Of the delegates allocated by vote percentage, Hillary has won 1182 of them with 8,903,899 votes. Bernie has won 893 delegates with 6,344,463. That is a 2,559,436 vote advantage in the popular resulting in a delegate advantage of 289.
To get to 2382 delegates allocated by the popular vote, Sanders needs to win 1489 of the remaining 1976 remaining delegates (75%). Hillary needs to win 1200 of the remaining 1976 delegates (61%). She’s won 1182 of the 2075 delegates awarded thus far (57%).
If she maintains her current pace, Hillary would win 1126 more delegates putting her at 2308 delegates, 74 short of the necessary 2382. The super delegates are the soldiers marching Democrats towards the presidency.

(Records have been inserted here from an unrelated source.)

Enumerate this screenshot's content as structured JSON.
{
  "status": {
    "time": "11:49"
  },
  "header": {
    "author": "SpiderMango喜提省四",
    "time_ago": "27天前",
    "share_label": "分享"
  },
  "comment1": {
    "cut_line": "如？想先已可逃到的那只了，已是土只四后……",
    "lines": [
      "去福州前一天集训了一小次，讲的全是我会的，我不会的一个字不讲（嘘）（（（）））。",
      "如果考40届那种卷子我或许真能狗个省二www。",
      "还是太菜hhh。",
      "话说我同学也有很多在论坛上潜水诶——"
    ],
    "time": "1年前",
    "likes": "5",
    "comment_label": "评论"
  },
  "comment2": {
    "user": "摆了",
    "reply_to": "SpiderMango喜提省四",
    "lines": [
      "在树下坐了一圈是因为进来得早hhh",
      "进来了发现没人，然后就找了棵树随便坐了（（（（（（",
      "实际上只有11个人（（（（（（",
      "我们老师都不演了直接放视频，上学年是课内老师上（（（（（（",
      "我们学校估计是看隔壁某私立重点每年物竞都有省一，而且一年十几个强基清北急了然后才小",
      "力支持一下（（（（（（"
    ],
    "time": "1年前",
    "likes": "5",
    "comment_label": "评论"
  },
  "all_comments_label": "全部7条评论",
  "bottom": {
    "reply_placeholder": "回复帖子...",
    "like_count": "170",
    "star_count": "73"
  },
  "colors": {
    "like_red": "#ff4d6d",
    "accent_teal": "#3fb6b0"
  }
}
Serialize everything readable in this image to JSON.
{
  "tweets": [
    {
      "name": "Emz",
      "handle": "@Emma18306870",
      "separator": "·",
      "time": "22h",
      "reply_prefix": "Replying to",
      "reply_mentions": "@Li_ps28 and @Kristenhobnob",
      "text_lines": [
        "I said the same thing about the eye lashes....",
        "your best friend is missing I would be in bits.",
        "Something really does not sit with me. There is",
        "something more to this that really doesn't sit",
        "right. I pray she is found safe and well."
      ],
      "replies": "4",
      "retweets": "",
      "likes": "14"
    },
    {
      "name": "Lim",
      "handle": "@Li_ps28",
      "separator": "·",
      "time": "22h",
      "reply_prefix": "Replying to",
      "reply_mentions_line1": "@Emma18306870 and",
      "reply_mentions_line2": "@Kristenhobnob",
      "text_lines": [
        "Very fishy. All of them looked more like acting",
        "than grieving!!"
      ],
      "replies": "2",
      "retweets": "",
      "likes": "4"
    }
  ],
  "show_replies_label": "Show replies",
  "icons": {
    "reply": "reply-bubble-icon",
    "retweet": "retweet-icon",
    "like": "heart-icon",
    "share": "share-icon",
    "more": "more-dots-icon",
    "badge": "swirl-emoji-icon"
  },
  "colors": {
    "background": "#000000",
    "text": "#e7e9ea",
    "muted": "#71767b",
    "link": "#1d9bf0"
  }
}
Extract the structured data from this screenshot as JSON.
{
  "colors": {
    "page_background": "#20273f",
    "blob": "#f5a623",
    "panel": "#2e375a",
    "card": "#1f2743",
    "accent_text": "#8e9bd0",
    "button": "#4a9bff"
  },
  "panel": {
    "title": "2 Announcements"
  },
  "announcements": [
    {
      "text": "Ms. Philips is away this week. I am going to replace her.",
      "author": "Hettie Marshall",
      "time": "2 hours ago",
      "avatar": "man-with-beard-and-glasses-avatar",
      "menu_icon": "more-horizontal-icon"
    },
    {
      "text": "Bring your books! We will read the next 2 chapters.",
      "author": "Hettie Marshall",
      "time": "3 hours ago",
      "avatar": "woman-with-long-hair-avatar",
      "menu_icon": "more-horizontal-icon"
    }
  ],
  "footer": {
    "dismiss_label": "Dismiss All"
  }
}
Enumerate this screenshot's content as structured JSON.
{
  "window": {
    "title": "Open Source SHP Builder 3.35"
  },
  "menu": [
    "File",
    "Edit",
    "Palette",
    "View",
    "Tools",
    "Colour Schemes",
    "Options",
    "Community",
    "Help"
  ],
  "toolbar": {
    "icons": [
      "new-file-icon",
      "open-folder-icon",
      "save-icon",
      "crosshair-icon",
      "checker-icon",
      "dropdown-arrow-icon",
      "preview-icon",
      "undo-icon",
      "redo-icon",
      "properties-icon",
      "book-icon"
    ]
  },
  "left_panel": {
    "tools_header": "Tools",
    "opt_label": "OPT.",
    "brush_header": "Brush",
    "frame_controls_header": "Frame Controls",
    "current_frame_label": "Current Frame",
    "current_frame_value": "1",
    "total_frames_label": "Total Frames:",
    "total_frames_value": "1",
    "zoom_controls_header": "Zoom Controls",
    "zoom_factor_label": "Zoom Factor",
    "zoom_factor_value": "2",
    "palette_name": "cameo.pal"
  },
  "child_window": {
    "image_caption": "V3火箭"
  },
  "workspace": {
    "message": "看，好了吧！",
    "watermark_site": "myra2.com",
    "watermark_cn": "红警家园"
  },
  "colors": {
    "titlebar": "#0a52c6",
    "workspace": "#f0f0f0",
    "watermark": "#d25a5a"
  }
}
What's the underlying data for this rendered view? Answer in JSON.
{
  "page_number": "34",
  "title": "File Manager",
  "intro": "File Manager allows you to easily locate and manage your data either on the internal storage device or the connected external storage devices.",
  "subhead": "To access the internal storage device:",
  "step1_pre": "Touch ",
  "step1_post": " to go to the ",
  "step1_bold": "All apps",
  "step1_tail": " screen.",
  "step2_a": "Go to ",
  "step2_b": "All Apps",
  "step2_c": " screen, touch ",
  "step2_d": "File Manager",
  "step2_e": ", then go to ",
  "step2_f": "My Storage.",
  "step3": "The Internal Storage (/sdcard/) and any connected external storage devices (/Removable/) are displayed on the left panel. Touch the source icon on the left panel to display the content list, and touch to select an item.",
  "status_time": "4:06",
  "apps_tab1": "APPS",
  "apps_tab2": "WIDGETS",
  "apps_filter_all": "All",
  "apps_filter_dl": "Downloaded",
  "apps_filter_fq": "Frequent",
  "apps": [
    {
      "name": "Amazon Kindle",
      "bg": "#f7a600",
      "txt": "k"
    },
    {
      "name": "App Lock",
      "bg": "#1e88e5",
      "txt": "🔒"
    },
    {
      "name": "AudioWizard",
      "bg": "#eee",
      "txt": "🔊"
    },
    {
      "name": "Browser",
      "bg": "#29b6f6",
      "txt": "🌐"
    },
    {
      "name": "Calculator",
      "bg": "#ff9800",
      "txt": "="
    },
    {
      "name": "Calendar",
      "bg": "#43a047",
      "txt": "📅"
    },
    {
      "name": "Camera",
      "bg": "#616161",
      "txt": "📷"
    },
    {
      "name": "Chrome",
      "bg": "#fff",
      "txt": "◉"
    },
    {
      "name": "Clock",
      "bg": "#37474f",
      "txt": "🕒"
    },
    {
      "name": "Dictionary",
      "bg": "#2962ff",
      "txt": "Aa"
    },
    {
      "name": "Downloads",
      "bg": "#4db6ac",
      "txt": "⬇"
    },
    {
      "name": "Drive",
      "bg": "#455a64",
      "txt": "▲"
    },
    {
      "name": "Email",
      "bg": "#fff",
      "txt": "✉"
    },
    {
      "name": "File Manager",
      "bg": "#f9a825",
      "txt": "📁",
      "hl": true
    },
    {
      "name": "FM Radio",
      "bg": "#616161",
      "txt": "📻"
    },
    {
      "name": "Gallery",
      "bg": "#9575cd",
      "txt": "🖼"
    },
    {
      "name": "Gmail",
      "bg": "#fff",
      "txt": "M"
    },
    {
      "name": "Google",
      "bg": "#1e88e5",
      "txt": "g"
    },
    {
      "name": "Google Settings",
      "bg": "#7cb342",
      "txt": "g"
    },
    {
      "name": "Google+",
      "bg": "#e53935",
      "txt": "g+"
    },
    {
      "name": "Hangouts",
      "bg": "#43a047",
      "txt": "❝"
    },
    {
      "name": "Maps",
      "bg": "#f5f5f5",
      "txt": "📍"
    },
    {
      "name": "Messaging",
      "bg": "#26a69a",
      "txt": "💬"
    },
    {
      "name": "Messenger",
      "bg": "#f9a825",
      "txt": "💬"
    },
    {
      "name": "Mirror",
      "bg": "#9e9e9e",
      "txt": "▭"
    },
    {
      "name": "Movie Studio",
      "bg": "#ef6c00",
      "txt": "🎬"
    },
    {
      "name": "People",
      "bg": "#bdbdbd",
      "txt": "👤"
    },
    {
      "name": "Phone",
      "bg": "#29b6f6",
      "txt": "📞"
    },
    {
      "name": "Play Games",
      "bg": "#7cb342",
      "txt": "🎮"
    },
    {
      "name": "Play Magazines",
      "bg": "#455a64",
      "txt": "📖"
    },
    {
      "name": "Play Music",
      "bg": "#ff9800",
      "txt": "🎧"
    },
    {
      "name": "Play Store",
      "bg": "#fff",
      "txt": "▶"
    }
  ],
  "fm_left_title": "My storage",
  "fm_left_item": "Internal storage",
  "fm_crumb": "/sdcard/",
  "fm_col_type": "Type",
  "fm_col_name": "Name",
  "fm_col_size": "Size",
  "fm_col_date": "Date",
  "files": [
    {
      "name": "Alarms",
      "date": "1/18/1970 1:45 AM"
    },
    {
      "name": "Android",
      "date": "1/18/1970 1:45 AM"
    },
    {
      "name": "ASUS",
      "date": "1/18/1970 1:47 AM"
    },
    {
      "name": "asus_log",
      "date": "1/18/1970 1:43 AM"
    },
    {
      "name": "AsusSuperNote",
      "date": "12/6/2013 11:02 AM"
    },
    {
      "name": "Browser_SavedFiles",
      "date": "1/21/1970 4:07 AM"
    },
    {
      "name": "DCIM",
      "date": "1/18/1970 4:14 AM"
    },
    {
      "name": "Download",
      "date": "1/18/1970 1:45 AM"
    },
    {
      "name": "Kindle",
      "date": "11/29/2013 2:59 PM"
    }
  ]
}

Of the 712 super delegates, 467 have already declared for Hillary Clinton while 26 have declared for Bernie Sanders. Including them brings Clinton’s current delegate count to 1681 and Bernie’s to 937 when including delegates allocated to both candidates from Democrats abroad, America Samoa and Northern Marianas.
Including these pledged delegates would mean Hillary only needs 701 of the remaining 1976 delegates allocated by the popular vote (35%). Bernie would need to win 1445 of the remaining 1976 delegates (73%).
Nothing much changed after last night. Bernie still needs to start winning 70% of the delegates to gain adequate momentum to convince super delegates to change their mind and vote for him. The logic is that these super delegates will change their mind because of momentum that still leaves him short of Hillary in allocated delegates from the popular vote.
Bernie had a good fourth Super Tuesday by conventional standards; however, he only won 57% of the delegates. This is far short of the number he needs to win the primary. We see Democrats marching towards a nominee, and Bernie is running out of time.